Motivation and design

Chart

A lab information management system

Sparrow is software for managing the geochemical data created by an individual geochronology laboratory. It is designed for flexibility and extensibility, so that it can be tailored to the needs of individual analytical labs that manage a wide variety of data.

An interface to the community

When data is created at an analytical lab, it is archived internally by the lab itself. However, it must also be interpreted by outside researchers, integrated into publications, and archived in publication records and global databases. This process is time-consuming for labs, which would like to focus on their core competency of zapping rocks.

Our hope is that a well architected, lab-controlled data store with a standardized basic schema and web-facing API will provide a flexible and extensible way to automate connections to the community.

Modes of access

We intend to provide several modes of data access to ease parts of this process.

A project-centric web user interface, managed by the lab and possibly also the researcher. We hope to eventually support several interactions for managing the lifecycle of analytical data:

  • Link literature references to laboratory archival data
  • Manage sample metadata (locations, sample names, etc.)
  • Manage data embargo and public access
  • Visualize data (e.g. step-heating plots, age spectra)
  • Track measurement versions (e.g. new corrections)
  • Download data (for authors' own analysis and archival purposes)

Getting data in and out

On the server, direct database access and a command line interface will allow the lab to:

  • Upload new and legacy data using customized scripts
  • Apply new corrections without breaking links to published versions or raw data
  • Run global checks for data integrity
  • Back up the database

A web frontend will allow users outside the lab to

  • Access data directly from the lab through an API for meta-analysis
  • Browse a snapshot of the lab's publicly available data, possibly with data visualizations.

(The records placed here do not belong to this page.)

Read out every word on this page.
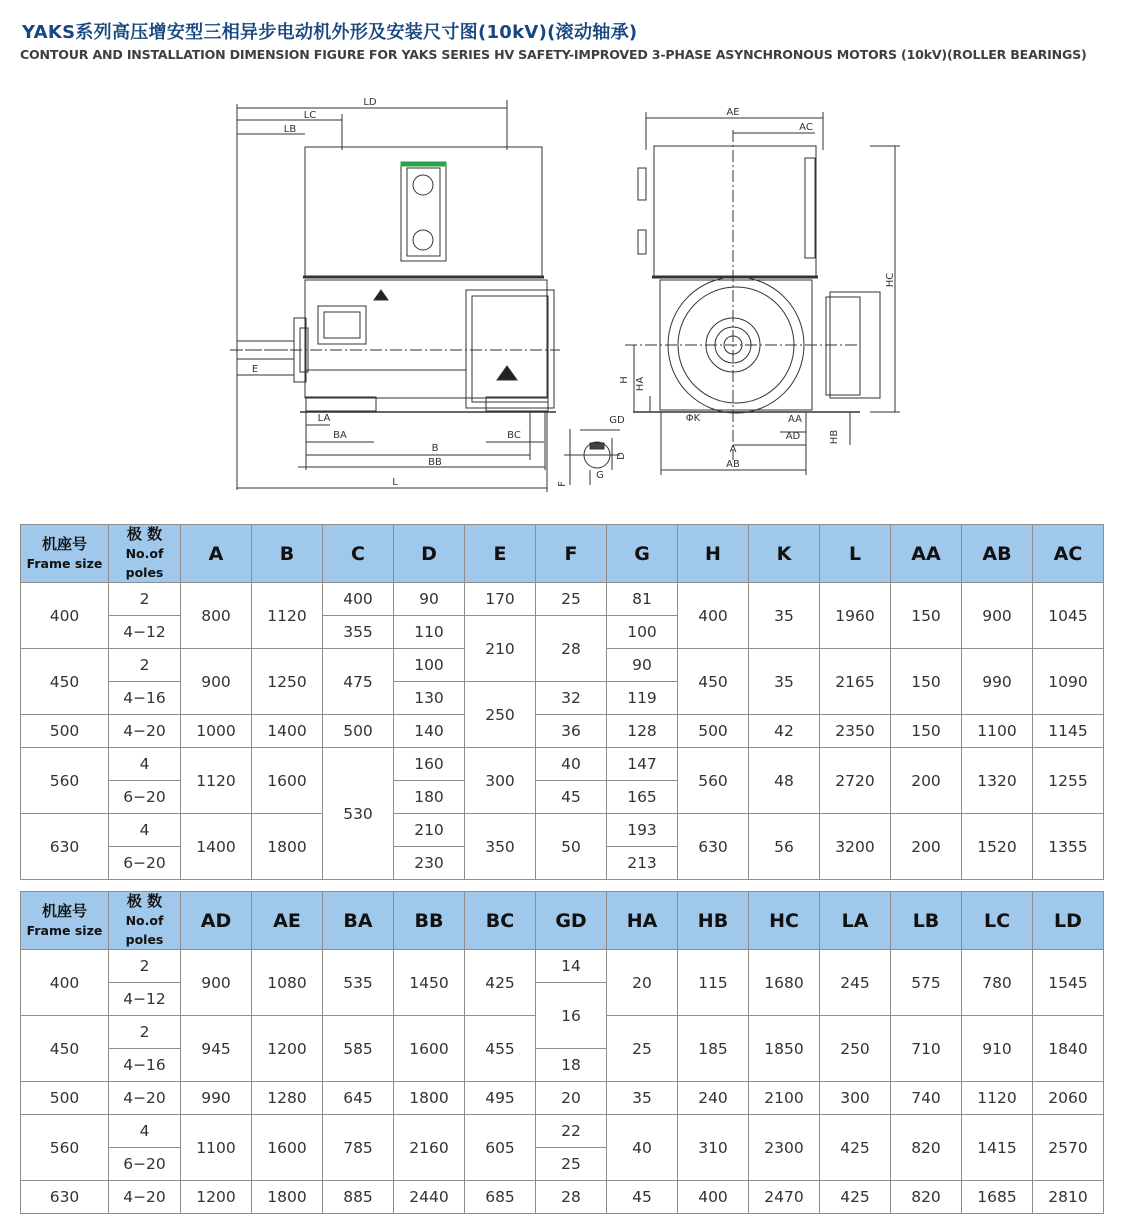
YAKS系列高压增安型三相异步电动机外形及安装尺寸图(10kV)(滚动轴承)
CONTOUR AND INSTALLATION DIMENSION FIGURE FOR YAKS SERIES HV SAFETY-IMPROVED 3-PHASE ASYNCHRONOUS MOTORS (10kV)(ROLLER BEARINGS)
LD
LC
LB
E
LA
BA
B
BB
BC
L
AE
AC
HC
H HA
ΦK	AA
AD	HB
A
AB
GD
D
G
F
机座号
Frame size	极 数
No.of poles	A	B	C	D	E	F	G	H	K	L	AA	AB	AC
400	2	800	1120	400	90	170	25	81	400	35	1960	150	900	1045
	4−12			355	110	210	28	100						
450	2	900	1250	475	100			90	450	35	2165	150	990	1090
	4−16				130	250	32	119						
500	4−20	1000	1400	500	140		36	128	500	42	2350	150	1100	1145
560	4	1120	1600	530	160	300	40	147	560	48	2720	200	1320	1255
	6−20				180		45	165						
630	4	1400	1800		210	350	50	193	630	56	3200	200	1520	1355
	6−20				230			213						
机座号
Frame size	极 数
No.of poles	AD	AE	BA	BB	BC	GD	HA	HB	HC	LA	LB	LC	LD
400	2	900	1080	535	1450	425	14	20	115	1680	245	575	780	1545
	4−12						16							
450	2	945	1200	585	1600	455		25	185	1850	250	710	910	1840
	4−16						18							
500	4−20	990	1280	645	1800	495	20	35	240	2100	300	740	1120	2060
560	4	1100	1600	785	2160	605	22	40	310	2300	425	820	1415	2570
	6−20						25							
630	4−20	1200	1800	885	2440	685	28	45	400	2470	425	820	1685	2810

Finally, a standardized API will allow third parties to pull the lab's public data into other endpoints, such as Geochron.org and Macrostrat.

Place within the lab

This software is designed to run on a standard virtualized UNIX server with a minimum of setup and intervention, and outside of the data analysis pipeline. It will be able to accept data from a variety of data management pipelines through simple import scripts. Generally, these import scripts will be run on an in-lab machine with access to the server. Data collection, storage, and analysis tools such as PyChron sit immediately prior to this system in a typical lab's data production pipeline.

Chart

Meta-goals

  • Train lab workers in managing their data in a more powerful way
  • Emphasize the power of scientists taking control of their own software

Design

We want this software to be useful to many labs, so a strong and flexible design is crucial. Sparrow will have an extensible core with well-documented interfaces for pluggable components. Key goals from a development perspective will be a clear, concise, well-documented and extensible schema, and a reasonably small and stable code footprint for the core functionality, with clear "hooks" for lab specific functionality.

Sparrow's technology stack consists of several parts:

  • a Python-based API server
    • sqlalchemy for database access
    • Flask web-application framework
  • PostgreSQL database backend
    • configurable and extensible schema
    • stateless schema migrations with migra
  • React-based administration interface
  • Managed with git with separate branches for analytical types and individual labs.
  • Software packaged primarily fro lightweight, containerized (e.g. Docker) instances.

Code and issues for this project are tracked on Github.

Data model

Hierarchical levels of analytical data

Chart

  • datum: an individual data point (any numerical parameter and its error)
  • analysis: an collection of data points measured at the same time (roughly synonymous with aliquot)
  • session: a set of measurements conducted on the same sample at the same time
  • sample: A geological sample

Database schema

  • A data-storage schema to store heterogeneous geochronology data
  • Flexible to store lab-specific data shapes
  • A common core of standardized tables
  • Standard vocabularies to manage meaning

Data must be loaded into this standardized core in order to be exposed to the outside world.

Chart

Schema → API

The Sparrow API will map lab-specific vocabulary to community standards.